Full description of parameters is given [[#Configuration|below]].

  1. Import necessary modules and run optimization.
from chemputeroptimizer import ChemputerOptimizer

co = ChemputerOptimizer('xdl.xdl', 'graph.json')
co.prepare_for_optimization('configuration.json')

# ChemPU related
from chemiler import Chempiler
from AnalyticalLabware.devices import chemputer_devices
import ChemputerAPI

c = Chempiler('experiment_name', 'graph.json', 'output_dir', False, device_modules=[ChemputerAPI, chemputer_devices])

# Run optimization
co.optimize(c)

Interactive mode

Under development

Reference

How does it work???

The optimization workflow is managed using the OptimizeDynamicStep (ODS), which inherits from abstract AbstractDynamicStep and is responsible for dynamic execution of the children steps. In case of ODS, the children steps are taken from the given XDL procedure (i.e., from the XDL object, generated from that procedure). Each iteration is performed as follows:

1. Preparation

  1. New copy of the original XDL object is created.
  2. The parameters for the indicated XDL steps (i.e. those, that are tweaked during optimization) are updated according to the algorithm suggestion.
  3. In case of parallel optimization, several XDL objects are created with corresponding steps parameters and scheduled for parallel execution. Otherwise, a single procedure is just prepared for execution and stored as ODS attribute (called working_xdl).
  4. For single batch optimization, additional iterator is created from the list of working_xdl steps. This iterator is then used to keep track of steps executed, allowing the procedure to be resumed in case of failure.
  5. Callbacks for updating the reaction outcome are added to FinalAnalysis step.
  6. Special steps (i.e. ConstrainedStep, see [[#Constrained Step|below]]) are updated.

2. Execution

Execution is managed by the on_continue method, which outputs a list of steps to be executed. In case of parallel execution, this list is just steps from working_xdl. For single-batch optimization, each step is queried from the steps iterator.

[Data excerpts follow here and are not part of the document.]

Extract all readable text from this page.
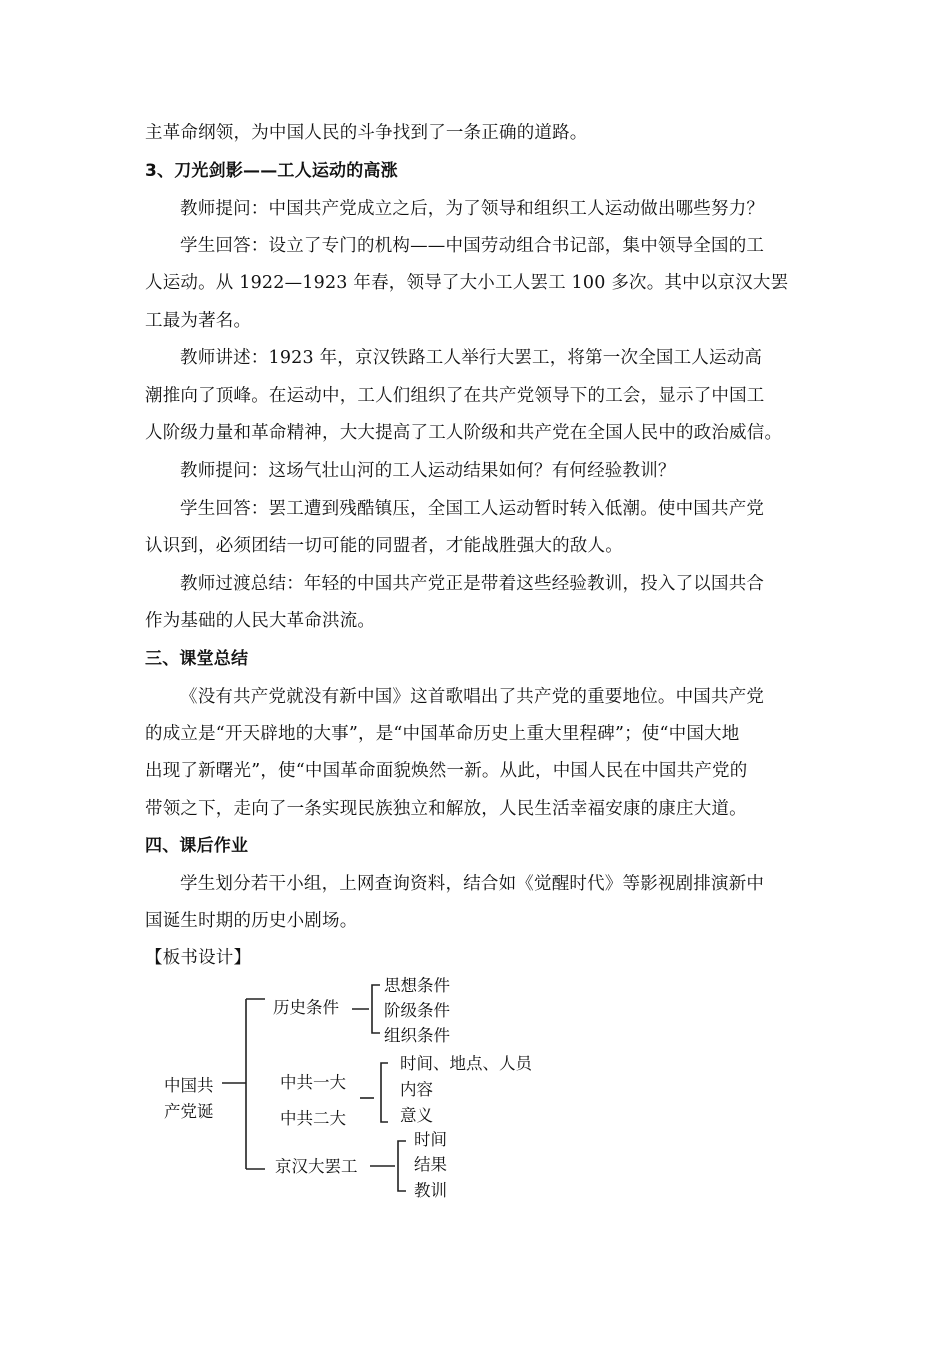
主革命纲领，为中国人民的斗争找到了一条正确的道路。
3、刀光剑影——工人运动的高涨
教师提问：中国共产党成立之后，为了领导和组织工人运动做出哪些努力？
学生回答：设立了专门的机构——中国劳动组合书记部，集中领导全国的工
人运动。从 1922—1923 年春，领导了大小工人罢工 100 多次。其中以京汉大罢
工最为著名。
教师讲述：1923 年，京汉铁路工人举行大罢工，将第一次全国工人运动高
潮推向了顶峰。在运动中，工人们组织了在共产党领导下的工会，显示了中国工
人阶级力量和革命精神，大大提高了工人阶级和共产党在全国人民中的政治威信。
教师提问：这场气壮山河的工人运动结果如何？有何经验教训？
学生回答：罢工遭到残酷镇压，全国工人运动暂时转入低潮。使中国共产党
认识到，必须团结一切可能的同盟者，才能战胜强大的敌人。
教师过渡总结：年轻的中国共产党正是带着这些经验教训，投入了以国共合
作为基础的人民大革命洪流。
三、课堂总结
《没有共产党就没有新中国》这首歌唱出了共产党的重要地位。中国共产党
的成立是“开天辟地的大事”，是“中国革命历史上重大里程碑”；使“中国大地
出现了新曙光”，使“中国革命面貌焕然一新。从此，中国人民在中国共产党的
带领之下，走向了一条实现民族独立和解放，人民生活幸福安康的康庄大道。
四、课后作业
学生划分若干小组，上网查询资料，结合如《觉醒时代》等影视剧排演新中
国诞生时期的历史小剧场。
【板书设计】
中国共
产党诞
历史条件
思想条件
阶级条件
组织条件
中共一大
中共二大
时间、地点、人员
内容
意义
京汉大罢工
时间
结果
教训
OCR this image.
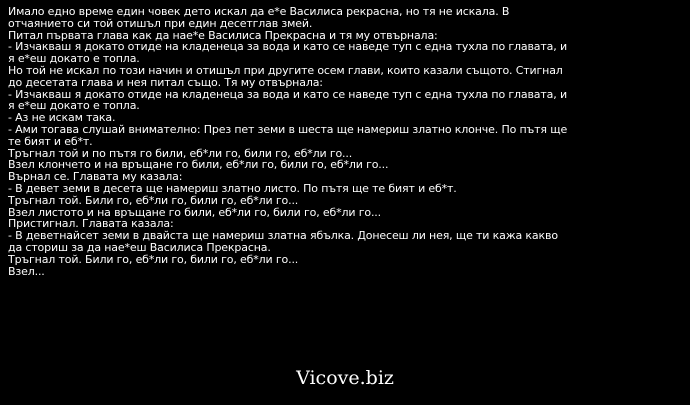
Имало едно време един човек дето искал да е*е Василиса рекрасна, но тя не искала. В
отчаянието си той отишъл при един десетглав змей.
Питал първата глава как да нае*е Василиса Прекрасна и тя му отвърнала:
- Изчакваш я докато отиде на кладенеца за вода и като се наведе туп с една тухла по главата, и
я е*еш докато е топла.
Но той не искал по този начин и отишъл при другите осем глави, които казали същото. Стигнал
до десетата глава и нея питал също. Тя му отвърнала:
- Изчакваш я докато отиде на кладенеца за вода и като се наведе туп с една тухла по главата, и
я е*еш докато е топла.
- Аз не искам така.
- Ами тогава слушай внимателно: През пет земи в шеста ще намериш златно клонче. По пътя ще
те бият и еб*т.
Тръгнал той и по пътя го били, еб*ли го, били го, еб*ли го...
Взел клончето и на връщане го били, еб*ли го, били го, еб*ли го...
Върнал се. Главата му казала:
- В девет земи в десета ще намериш златно листо. По пътя ще те бият и еб*т.
Тръгнал той. Били го, еб*ли го, били го, еб*ли го...
Взел листото и на връщане го били, еб*ли го, били го, еб*ли го...
Пристигнал. Главата казала:
- В деветнайсет земи в двайста ще намериш златна ябълка. Донесеш ли нея, ще ти кажа какво
да сториш за да нае*еш Василиса Прекрасна.
Тръгнал той. Били го, еб*ли го, били го, еб*ли го...
Взел...
Vicove.biz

  1. When FinalAnalysis is executed, the spectrum is measured and passed to the callback function, where the reaction outcome (e.g., peak integration) is performed.
  2. The outcome of each batch of optimization is saved in the corresponding folder, including the state of the optimization, list of all parameters and individual XDL file for that particular batch.
  3. When the list of steps to execute is exhausted, the ODS checks for the reagent flasks and wastes volumes, loads the data (parameters and reaction outcome) to the algorithm class and updates the XDL object (see [[#1 Preparation|Preparation]] above).
  4. If any termination criteria is met, the optimization stops.
  5. If control experiment is required, the parameters for that are taken from any of previously performed experiments and analyzed [[#Result processing|specially]].

3. Data management

Each batch is considered completed, when corresponding FinalAnalysis step is performed. Each iteration is considered completed, when no more steps to execute are left.

Upon batch completion the following data is saved: current steps parameters, current XDL procedure, current spectrum.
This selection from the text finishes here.